To check you are connected you can do 2 things:

  1. ifconfig and check if there is an interface "new".
  2. Try to access the dappnode UI, if you can access it's ok.

In case you can, type: sudo wg show

The output of this command should be something like: ~$ sudo wg show interface: wg0 public key: zFhjLJdXrLl86ayX6JpyfN0/rVH+qxgF/e8HxRP9cxk= private key: (hidden) listening port: 51820 peer: OQZWpDPUcNPRZMjncY6BUwsli6HtqgTUn2lAGdXVi2c= endpoint: 173.249.33.176:51820 allowed ips: 172.33.0.0/16 latest handshake: 36 seconds ago transfer: 222.36 KiB received, 81.86 KiB sent

MacOS#

Content to be added soon.

iOS#

Content to be added soon.

Windows#

Content to be added soon.

Android#

In your mobile, go to the playstore, then look for wireguard and select this app and install it:

Then, if you open the app you will see the next image:

Click on the blue circle button on the right bottom:

You can obtain the configuration scanning the QR you obtain on the vpn/wireguard view, download the file and import it or copy the contain of the configuration.

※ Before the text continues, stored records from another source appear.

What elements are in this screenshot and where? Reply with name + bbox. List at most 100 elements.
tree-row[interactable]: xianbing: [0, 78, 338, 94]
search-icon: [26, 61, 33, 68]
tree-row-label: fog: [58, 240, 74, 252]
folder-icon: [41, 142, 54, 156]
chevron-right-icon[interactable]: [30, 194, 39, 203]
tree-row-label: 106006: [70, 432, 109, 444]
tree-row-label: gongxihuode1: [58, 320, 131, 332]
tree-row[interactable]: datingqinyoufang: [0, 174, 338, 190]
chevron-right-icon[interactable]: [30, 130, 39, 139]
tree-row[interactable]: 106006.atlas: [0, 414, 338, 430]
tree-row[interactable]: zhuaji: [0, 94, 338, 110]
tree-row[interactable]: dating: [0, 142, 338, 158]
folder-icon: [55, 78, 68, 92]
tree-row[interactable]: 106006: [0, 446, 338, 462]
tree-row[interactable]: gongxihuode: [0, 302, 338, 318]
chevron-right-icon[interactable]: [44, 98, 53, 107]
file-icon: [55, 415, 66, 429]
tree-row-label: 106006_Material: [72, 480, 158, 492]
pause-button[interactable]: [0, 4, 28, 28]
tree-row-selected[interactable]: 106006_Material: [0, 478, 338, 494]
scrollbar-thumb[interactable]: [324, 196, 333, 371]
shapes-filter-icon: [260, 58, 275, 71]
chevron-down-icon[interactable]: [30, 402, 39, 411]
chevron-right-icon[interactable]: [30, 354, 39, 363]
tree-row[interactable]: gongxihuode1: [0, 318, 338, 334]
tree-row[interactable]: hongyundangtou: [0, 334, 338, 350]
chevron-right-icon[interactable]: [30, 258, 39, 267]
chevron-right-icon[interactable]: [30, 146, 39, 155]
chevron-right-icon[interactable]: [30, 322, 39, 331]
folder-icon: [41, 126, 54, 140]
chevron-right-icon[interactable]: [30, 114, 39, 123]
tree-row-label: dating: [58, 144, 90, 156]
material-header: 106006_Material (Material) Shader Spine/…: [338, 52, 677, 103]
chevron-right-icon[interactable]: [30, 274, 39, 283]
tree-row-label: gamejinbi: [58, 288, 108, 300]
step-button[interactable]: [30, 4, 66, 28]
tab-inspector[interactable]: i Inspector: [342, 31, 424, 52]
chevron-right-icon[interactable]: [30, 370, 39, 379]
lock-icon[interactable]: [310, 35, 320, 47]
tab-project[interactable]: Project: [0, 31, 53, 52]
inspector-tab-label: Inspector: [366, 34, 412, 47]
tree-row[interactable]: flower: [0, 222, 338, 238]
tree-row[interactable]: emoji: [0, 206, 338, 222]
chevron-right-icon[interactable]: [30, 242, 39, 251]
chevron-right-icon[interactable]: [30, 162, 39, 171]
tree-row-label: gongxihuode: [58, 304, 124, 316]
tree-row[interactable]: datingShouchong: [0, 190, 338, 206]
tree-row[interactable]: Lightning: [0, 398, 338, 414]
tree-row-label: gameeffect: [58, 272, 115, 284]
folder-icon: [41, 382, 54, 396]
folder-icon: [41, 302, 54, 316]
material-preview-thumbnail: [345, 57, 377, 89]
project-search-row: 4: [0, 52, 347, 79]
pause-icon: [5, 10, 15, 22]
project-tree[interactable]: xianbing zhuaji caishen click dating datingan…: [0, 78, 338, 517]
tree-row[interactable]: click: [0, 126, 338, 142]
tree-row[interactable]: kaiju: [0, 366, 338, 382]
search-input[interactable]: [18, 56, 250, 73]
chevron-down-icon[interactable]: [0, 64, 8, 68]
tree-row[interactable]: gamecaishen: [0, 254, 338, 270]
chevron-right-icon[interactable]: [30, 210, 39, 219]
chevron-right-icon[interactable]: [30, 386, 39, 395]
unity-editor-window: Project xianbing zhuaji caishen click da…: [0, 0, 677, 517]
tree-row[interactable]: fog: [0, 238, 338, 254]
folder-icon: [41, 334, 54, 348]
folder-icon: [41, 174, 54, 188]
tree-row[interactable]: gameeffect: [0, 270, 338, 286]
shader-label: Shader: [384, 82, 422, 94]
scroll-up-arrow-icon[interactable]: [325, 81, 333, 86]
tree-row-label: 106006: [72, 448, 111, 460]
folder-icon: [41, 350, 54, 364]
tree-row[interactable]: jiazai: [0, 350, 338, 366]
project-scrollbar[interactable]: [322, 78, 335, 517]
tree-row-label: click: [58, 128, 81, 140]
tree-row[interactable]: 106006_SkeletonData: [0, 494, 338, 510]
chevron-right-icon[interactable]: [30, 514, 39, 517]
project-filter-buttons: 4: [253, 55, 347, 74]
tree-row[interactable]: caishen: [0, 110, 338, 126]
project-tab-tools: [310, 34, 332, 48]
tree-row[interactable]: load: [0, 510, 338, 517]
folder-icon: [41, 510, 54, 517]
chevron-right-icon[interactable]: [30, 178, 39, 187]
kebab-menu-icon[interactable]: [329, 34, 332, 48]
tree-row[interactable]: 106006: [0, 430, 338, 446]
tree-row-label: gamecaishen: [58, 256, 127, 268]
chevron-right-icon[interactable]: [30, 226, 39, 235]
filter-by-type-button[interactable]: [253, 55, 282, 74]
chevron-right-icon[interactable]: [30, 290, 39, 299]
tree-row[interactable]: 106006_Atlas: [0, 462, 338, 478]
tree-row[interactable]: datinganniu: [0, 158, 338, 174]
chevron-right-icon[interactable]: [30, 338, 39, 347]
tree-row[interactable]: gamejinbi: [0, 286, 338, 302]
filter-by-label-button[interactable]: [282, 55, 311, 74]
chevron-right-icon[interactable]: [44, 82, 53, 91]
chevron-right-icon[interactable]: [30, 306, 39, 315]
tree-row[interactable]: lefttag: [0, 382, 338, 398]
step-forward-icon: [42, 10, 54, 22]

Set up VPN from DAppNode terminal#

Automatically, after installing DAppNode you should see the next image and a link where can download the credentials.

If it does not happen, you can generate the OpenVPN credentials manually with the command: dappnode_connect

Using the link you can download the credentials or scanning the QR you can download the credentials on your mobile phone. Once you have downloaded the credentials, you can jump into the OpenVPN section where it is explained how to set up the client in the device you will use to connect via VPN to the dappnode.